The mole, too, was useful in another way, for he turned up the clay now and then, here and there, and opened avenues into the earth for water burdened with fructifying juices.

And here, too, was that ever-active sexton of the vegetable world, the fungus. In the vast winds of the winters, when the oaks gored one another, and tore off the fangs of their antlers, great boughs fell with shrieks to the earth. Later the sexton fungus crept over to the shattered limbs and lodged on them, and ate them up silently and slowly, and then the fungus itself melted into the earth.

Here were worms of enormous growth, and frogs and toads, and snails and lizards, and all other kinds of slimy insects and reptiles, and the boys said snakes, but snakes were put forward in excuse of fear on the part of the boys. There were no hares, no rabbits, no deer, no cows, no sheep, no goats, nor any of the gentle creatures that put grass and green things to uses profitable to man.
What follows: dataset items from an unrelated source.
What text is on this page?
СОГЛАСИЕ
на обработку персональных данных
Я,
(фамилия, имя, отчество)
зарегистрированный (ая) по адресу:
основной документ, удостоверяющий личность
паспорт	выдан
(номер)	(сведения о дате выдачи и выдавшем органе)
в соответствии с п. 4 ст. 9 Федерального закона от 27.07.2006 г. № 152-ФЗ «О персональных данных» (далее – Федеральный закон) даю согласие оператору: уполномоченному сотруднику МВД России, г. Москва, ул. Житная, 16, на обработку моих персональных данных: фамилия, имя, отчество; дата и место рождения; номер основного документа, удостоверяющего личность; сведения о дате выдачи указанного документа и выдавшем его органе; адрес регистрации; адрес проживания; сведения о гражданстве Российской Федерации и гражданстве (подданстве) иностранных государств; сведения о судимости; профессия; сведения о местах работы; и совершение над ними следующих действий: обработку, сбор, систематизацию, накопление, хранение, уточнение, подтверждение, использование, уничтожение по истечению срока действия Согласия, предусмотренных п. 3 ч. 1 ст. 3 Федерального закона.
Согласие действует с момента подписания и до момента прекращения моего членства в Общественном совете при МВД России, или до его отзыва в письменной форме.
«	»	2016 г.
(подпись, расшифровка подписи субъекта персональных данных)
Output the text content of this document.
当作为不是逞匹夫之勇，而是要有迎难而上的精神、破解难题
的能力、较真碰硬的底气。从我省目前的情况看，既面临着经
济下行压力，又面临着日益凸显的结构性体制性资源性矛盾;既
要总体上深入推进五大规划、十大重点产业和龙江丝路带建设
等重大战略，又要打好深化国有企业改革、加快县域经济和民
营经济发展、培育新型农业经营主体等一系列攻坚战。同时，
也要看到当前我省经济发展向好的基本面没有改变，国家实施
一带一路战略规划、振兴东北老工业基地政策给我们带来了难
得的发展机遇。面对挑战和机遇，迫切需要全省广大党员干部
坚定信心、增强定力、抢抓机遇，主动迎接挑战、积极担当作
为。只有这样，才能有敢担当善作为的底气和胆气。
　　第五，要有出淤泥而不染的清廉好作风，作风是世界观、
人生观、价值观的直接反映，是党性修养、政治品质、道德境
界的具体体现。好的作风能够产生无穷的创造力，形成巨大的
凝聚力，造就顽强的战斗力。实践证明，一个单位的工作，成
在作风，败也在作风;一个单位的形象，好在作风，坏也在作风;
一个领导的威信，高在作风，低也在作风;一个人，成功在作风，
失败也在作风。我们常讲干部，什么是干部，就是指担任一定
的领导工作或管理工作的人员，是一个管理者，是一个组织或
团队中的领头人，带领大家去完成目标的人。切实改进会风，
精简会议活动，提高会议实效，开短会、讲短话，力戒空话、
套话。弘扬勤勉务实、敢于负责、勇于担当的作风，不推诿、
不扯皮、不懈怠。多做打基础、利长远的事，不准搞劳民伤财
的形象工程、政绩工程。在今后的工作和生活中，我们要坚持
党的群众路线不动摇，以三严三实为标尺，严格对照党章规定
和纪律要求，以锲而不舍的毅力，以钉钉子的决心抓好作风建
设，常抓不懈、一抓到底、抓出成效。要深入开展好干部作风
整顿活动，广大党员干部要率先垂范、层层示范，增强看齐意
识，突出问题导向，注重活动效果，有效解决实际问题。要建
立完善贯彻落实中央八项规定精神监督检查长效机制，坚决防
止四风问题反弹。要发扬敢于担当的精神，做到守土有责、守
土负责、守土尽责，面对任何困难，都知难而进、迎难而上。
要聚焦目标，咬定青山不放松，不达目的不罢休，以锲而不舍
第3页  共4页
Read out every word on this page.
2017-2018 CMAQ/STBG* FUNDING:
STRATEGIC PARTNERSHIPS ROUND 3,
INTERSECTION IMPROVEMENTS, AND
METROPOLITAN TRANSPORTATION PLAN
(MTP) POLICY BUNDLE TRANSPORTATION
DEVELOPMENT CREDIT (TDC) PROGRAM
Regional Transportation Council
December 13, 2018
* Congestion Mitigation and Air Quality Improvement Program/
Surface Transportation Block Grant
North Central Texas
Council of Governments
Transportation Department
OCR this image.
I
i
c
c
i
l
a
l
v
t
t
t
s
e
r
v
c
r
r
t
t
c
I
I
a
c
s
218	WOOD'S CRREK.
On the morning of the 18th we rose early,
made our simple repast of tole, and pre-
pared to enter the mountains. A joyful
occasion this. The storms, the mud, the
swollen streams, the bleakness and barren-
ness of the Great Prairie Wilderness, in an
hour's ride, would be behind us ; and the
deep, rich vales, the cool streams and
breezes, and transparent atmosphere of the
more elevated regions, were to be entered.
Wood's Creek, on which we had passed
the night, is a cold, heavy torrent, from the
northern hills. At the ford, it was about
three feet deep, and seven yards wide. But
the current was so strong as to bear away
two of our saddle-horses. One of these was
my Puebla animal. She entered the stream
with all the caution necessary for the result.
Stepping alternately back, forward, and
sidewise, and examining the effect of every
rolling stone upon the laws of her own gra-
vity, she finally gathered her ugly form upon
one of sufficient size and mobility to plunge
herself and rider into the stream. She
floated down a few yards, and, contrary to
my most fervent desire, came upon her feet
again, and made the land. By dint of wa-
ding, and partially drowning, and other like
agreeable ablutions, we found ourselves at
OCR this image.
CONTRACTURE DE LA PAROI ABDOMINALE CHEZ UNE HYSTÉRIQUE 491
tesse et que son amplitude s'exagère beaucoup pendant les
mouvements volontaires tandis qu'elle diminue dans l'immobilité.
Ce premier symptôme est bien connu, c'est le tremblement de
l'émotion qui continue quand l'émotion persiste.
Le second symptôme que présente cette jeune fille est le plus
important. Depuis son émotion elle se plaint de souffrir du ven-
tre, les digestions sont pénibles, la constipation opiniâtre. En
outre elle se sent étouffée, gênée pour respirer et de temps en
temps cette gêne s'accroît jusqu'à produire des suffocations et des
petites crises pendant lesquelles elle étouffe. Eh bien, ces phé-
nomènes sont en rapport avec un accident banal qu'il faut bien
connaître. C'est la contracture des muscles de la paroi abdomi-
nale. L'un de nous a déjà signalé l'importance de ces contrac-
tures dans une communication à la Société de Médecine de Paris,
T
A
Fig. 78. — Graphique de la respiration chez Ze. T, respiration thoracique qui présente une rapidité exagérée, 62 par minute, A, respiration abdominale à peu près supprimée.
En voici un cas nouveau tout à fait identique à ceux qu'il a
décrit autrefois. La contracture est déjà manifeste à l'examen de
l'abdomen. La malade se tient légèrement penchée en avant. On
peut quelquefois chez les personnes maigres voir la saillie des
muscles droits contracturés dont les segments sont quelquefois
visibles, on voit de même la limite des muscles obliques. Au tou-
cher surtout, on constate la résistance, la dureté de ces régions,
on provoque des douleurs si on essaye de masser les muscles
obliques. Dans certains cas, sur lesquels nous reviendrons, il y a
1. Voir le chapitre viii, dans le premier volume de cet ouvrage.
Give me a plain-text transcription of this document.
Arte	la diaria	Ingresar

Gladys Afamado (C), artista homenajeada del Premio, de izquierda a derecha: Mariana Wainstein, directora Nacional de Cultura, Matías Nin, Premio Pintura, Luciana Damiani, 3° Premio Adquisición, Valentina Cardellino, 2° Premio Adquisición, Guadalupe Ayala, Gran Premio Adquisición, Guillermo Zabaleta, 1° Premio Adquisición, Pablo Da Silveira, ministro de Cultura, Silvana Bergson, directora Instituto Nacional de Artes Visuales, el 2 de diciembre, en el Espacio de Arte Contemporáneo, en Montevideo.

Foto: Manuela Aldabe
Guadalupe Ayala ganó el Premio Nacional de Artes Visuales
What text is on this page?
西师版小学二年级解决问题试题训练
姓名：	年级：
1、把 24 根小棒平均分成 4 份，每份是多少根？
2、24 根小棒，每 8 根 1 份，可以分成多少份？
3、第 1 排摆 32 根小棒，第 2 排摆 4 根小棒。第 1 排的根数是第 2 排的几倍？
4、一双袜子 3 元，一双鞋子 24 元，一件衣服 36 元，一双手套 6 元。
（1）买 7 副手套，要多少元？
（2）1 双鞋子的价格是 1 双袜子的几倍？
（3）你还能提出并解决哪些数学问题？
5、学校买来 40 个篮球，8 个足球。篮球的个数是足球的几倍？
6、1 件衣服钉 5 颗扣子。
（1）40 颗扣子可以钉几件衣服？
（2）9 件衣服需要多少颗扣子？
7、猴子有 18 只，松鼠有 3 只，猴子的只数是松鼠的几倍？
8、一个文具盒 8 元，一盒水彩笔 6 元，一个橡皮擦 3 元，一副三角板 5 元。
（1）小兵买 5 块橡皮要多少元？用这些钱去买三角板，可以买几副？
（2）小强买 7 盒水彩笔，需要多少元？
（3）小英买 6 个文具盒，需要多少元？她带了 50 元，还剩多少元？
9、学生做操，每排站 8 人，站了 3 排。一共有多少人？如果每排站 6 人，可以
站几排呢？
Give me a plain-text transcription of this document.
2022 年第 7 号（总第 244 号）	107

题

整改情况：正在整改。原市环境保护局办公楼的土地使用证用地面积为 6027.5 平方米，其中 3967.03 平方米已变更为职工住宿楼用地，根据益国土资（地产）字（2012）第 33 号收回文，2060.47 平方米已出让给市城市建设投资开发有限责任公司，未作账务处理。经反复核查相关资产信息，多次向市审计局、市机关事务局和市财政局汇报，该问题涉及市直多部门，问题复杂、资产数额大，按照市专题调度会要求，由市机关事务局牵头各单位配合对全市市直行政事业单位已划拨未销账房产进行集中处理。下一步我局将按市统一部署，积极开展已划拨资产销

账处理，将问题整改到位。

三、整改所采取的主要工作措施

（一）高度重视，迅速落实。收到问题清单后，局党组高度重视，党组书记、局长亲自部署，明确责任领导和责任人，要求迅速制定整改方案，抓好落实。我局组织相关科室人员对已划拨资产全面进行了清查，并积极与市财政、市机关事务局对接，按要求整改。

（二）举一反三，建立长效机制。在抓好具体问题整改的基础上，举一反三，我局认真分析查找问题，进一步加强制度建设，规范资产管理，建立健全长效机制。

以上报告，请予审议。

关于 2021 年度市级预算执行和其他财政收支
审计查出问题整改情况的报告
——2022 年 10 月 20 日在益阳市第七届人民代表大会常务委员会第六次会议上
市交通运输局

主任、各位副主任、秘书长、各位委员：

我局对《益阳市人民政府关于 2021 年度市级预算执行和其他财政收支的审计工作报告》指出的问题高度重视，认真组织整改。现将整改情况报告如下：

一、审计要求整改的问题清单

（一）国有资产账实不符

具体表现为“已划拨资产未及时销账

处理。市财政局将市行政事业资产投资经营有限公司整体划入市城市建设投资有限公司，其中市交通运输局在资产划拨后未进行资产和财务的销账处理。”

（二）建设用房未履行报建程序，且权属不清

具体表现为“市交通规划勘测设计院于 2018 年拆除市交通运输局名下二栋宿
Here in those vaults of sickly twilight vegetable nature held high saturnalia, undisturbed save by the seasons and worms and snails and caterpillars and slugs. This was not a prosperous field, a prudent grove, a stately wood, a discreet garden; it was a robber's cave of the green world, in which the plunder of all the fields lay heaped without design, for no good or useful end.

At night the darkness was thick and hot in these blind alleys and inexplorable aisles. When the foot was put down something slipped beneath it, a greasy branch, a viscous fruit, a reptile, or the fat stalk of some large-leafed ground-plant.

The trunks of the trees and the branches of the shrubs were damp with gelatinous dews. If there was a moon, something might always be seen sliding silently through the grass or leaves and pulpy roots.

Strange and depressing odours of decay came stealthily upon the sense now and then, and filled the mind with hints of unutterable fears. If in the branches above a sleeping bird chirped or fluttered, it seemed as though the last bird left was stealing away from the fearful place. The fat reptiles that glided and slipped in the ghostly moonlight were fleeing, and leaving you alone to behold some spectacle, encounter some fate, too repulsive for the contemplation of reason.

Within this belt of rank vegetation and oaks the Manor House stood. The house had a plain stone front with small narrow windows, three on each side of the main door. At the rear was a large paved courtyard, with a pump and horse-trough in the middle.

The chief building consisted of a ground-floor, on which were the reception-rooms; a first floor of bedrooms; and a second floor, the windows of which were dormar, intended for the servants of the establishment.

The walls of the house were of great thickness and strength. On the ground and first floors most of the doorways into the passages had double doors. Owing to the great thickness of the walls, and the double doors, and the massive floorings and partition walls, sounds, even the loudest, travelled with great difficulty through that house.